Necesito pensarte


Aquel hombre pensó que podría desacostumbrarse a lo acostumbrado. Su imaginación sirvió de equipaje y el ímpetu de las mil plagas que enfermaban su estómago desde que emprendió la travesía, fueron útiles linderos para demarcar el camino en las noches desesperadas de abril. En algún momento la incertidumbre logró abatir su determinación y pensó en la probabilidad de acertar en lo improbable. 

Exactamente en ese espacio de letargo que inundaba todo el universo, tuvo la sensación de haber vivido por mucho tiempo en un sueño denso y hostil como un niño oculto en la trinchera de alguna pesadilla. Apesadumbrado por la nostalgia de aquellos años otoñales y la eterna primavera que compartía sus secretos inverosímiles con las flores recientes, auscultó la memoria intentando extraer alguna minúscula razón que pudiese inyectarle pasión a su rutina. Pero no fue así. Estuvo perdido por años de si mismo, dando vueltas sobre un mismo eje, sustituyéndose miles de veces, en formas y colores distintos. Recordaba el aroma de aquellos ojos que había contemplado miles de veces en silencio. La textura de su piel húmeda después de amarse como si fuese la determinación del mismísimo Dios  en el último día de un simple mortal. De esos tiempos los recuerdos se condenaban al desacierto de un amor infinito y a la improbabilidad de promesas incumplidas. Recuerdos alucinantes y desperdigados como burbujas de silencio, se reventaban en la ventana intentando huir de aquel mundo oscuro y frívolo en el cual se había convertido su corazón. Allí lo encontré muchas veces, sentado a un lado de la cama con la mirada fija en la ventana cerrada. Superfluo, indiferente al mundo que afuera giraba con amargura y desamor. Abría la ventana y luego me sentaba a su lado. Hablaba por horas de cosas que podrían interesarle y las palabras se desvanecían segundos después en el ruido desesperado de las aspas del ventilador y los tornillos afanados por desatornillarse del metal oxidado. 
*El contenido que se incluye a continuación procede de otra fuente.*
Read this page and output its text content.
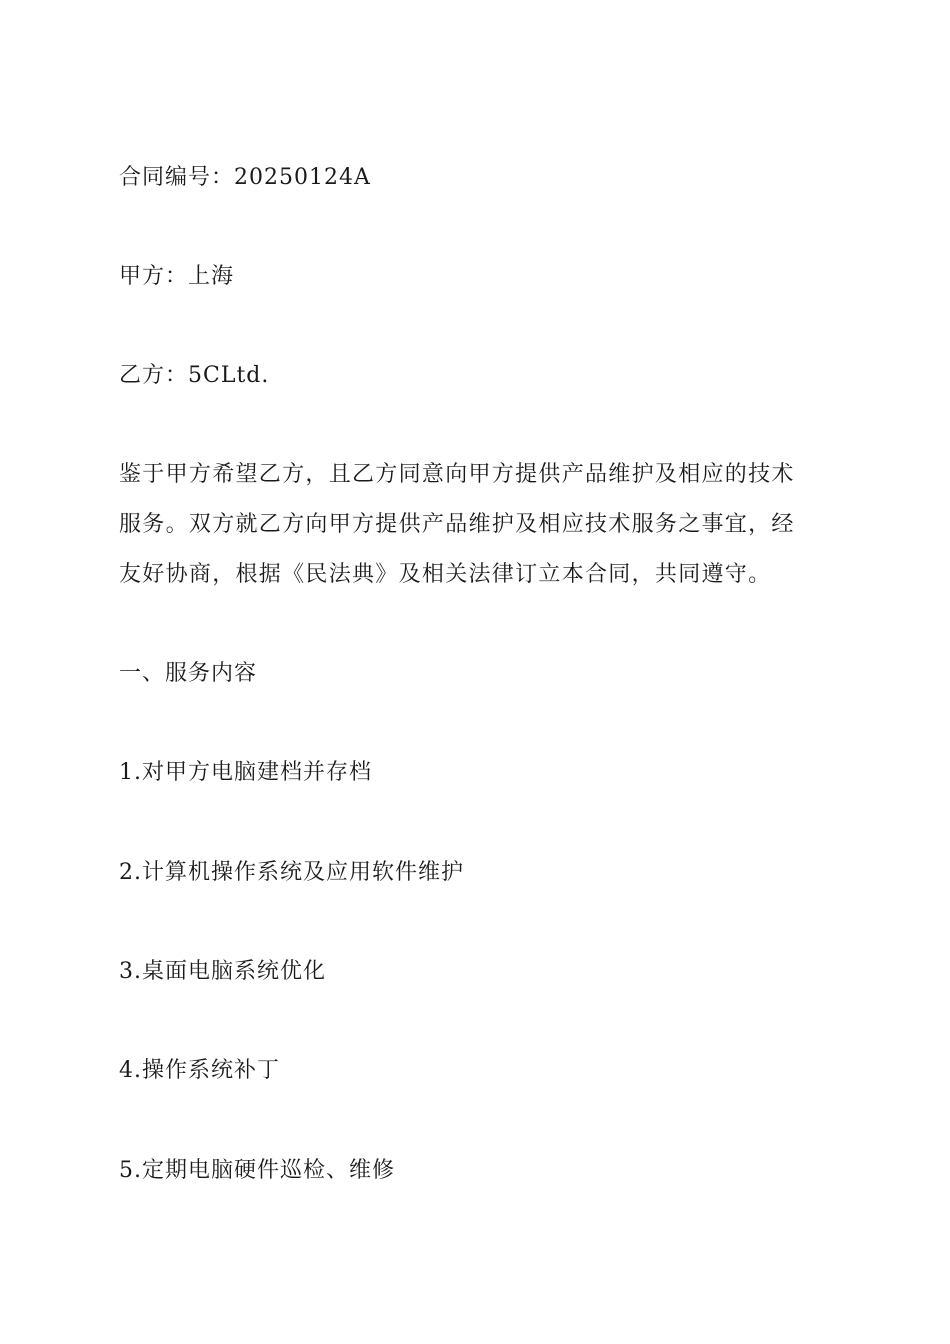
合同编号：20250124A
甲方：上海
乙方：5CLtd.

鉴于甲方希望乙方，且乙方同意向甲方提供产品维护及相应的技术

服务。双方就乙方向甲方提供产品维护及相应技术服务之事宜，经

友好协商，根据《民法典》及相关法律订立本合同，共同遵守。

一、服务内容
1.对甲方电脑建档并存档
2.计算机操作系统及应用软件维护
3.桌面电脑系统优化
4.操作系统补丁
5.定期电脑硬件巡检、维修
Meses después de mi última visita, encontré a un hombre perdido en la conciencia habitual de un ser que ha dejado de vivir una vida. Llevaba una barba espesa sin afeitar y las uñas largas como un brujo medieval. Permanecía en la misma ubicación de la cama, arraigado como un animal de hierro, impregnado de una sustancia tópica que muchos llaman nostalgia. Un día no pude visitarlo más. Pero lo imaginaba en el mismo lugar de la cama con sus ojos fijos a la ventana sin abrir. Amando un amor que había dejado de ser suyo y echando de menos los recuerdos fugaces que sin saberlo aun guardaba en el bolsillo del pantalón. “Necesito pensarte”, lo escuché decir muchas veces en sus últimos intentos de cordura. Supe de su muerte en un septiembre inevitable. Justamente en la prensa, cuando alguien conocido publicó la noticia, básicamente,  por la miserable satisfacción de poder explicar al mundo como un loco poeta termina perdiendo la razón al escribir un historia que quizás nadie lea.